Now for some biographical details on Tom. The oldest of the 16 original SABR members, he was born on June 7, 1904, in Boston. His father was killed in a train accident the next year and Tom spent his early school years in and around Boston and Providence, Rhode Island. He worked his way through Boston College cataloging library materials. After graduation in 1926, he found employment with Macmillan Publishing Co., and later Nelson Publishing Co., and Encyclopedia Britannica. His job was to sell text books to public school systems and colleges. He lived in Philadelphia (1930-34) and on Long Island (1939-41) when he wasn’t based in Boston. He traveled extensively in an area bounded by Maine, North Carolina and West Virginia.
Tom, whose baseball interest was first sparked at age 8 when an aunt gave him a copy of Pitching in a Pinch and later Touching Second, never paid much attention to player stats but was fascinated by bio demographic data on players, as well as umpires, magnates and other baseball persons. In his traveling salesman period, he gathered printed data in various libraries during the day and gathered verbal histories in various “speakeasies” at night. In each city, when he was not interviewing school principals, he was reviewing as many newspapers as possible and taking rapid notes on player origins, occupations, education/schools, nicknames, and whatever else showed up. He always carried writing materials, including small scraps of paper which were later filed in shoeboxes.
Yes, he did go to some ballgames in this period. In fact, he claims to be the only man alive to see three of Lou Gehrig’s four home runs hit in Philadelphia on June 3, 1932. In mid-game he escorted his date to the ladies restroom and missed the third homer.
In 1939 Tom married Elizabeth Griffith. She had qualities and skills which Tom lacked, one being that she could type. She transformed Tom’s scrawled notes into legible copy. That was a major contribution for Betty Shea which, unfortunately, was not extended to typing his letters. At the end of World War II, Tom and Betty settled in Hingham, Massachusetts, where he engaged in real estate work.
He first met Ernie Lanigan about 1934 and it was through that baseball historian that he later met S.C. Thompson and Lee Allen. In 1946 Tom published Baseball Nicknames, a 25-page illustrated booklet covering the period since 1870. He also began to feed in biographical information to Thompson and Hy Turkin for the ground-breaking player encyclopedia published by Barnes and Company in 1951. He also contributed to the revised editions which followed.
When Lee Allen succeeded Ernie Lanigan as Hall of Fame historian in 1959, he instituted an informal research group to help obtain demographic data in questionnaire form for every person who ever played in the majors. Tom was one of five or six who assisted in this project, the data being used in the original Macmillan Encyclopedia published in 1969. With the death of Allen in 1969, his successor, Cliff Kachline, continued the Hall of Fame research project and expanded the number of members. With the establishment of SABR in 1971, this group evolved into the Biographical Research Committee of SABR. Tom continues as a member of this committee, no longer as an active researcher but one who willingly provides pertinent data from his voluminous files and his still agile memory box.

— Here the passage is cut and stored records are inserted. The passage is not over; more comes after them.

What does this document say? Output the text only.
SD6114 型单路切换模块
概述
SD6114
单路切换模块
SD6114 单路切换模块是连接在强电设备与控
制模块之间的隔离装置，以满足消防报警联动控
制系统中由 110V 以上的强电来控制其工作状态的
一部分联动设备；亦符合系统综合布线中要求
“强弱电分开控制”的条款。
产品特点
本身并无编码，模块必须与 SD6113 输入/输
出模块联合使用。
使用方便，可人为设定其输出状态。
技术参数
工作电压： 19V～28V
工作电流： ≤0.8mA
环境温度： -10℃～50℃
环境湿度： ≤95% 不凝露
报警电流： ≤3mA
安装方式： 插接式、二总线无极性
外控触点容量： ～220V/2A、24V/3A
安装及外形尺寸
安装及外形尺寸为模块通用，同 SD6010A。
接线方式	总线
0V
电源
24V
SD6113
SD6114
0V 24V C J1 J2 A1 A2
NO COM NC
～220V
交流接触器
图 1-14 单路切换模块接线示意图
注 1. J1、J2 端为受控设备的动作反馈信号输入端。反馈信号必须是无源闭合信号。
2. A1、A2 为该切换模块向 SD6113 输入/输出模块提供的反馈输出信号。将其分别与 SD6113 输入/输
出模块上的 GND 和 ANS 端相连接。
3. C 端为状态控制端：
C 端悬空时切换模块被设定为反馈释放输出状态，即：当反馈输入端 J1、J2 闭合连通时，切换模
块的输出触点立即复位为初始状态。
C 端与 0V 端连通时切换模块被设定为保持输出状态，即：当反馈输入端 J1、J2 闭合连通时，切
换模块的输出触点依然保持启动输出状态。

Tom’s other major contribution is the college affiliation of major league players and particularly those of the pre-WWII era. For example, what school sent the most players to the majors prior to 1900? Tom has a list of 18 from Brown University, site of the 1984 SABR National Convention. In its first newsletter the Collegiate Baseball Committee said: “There is no argument about who is the World’s Leading Authority on college affiliation of baseball players. Tom Shea. No one else is close. Tom’s lifetime of research has been invaluable to the Collegiate Baseball Committee and we salute him with this issue.” It’s difficult to top that committee salute, but let’s do it with a full SABR Salute.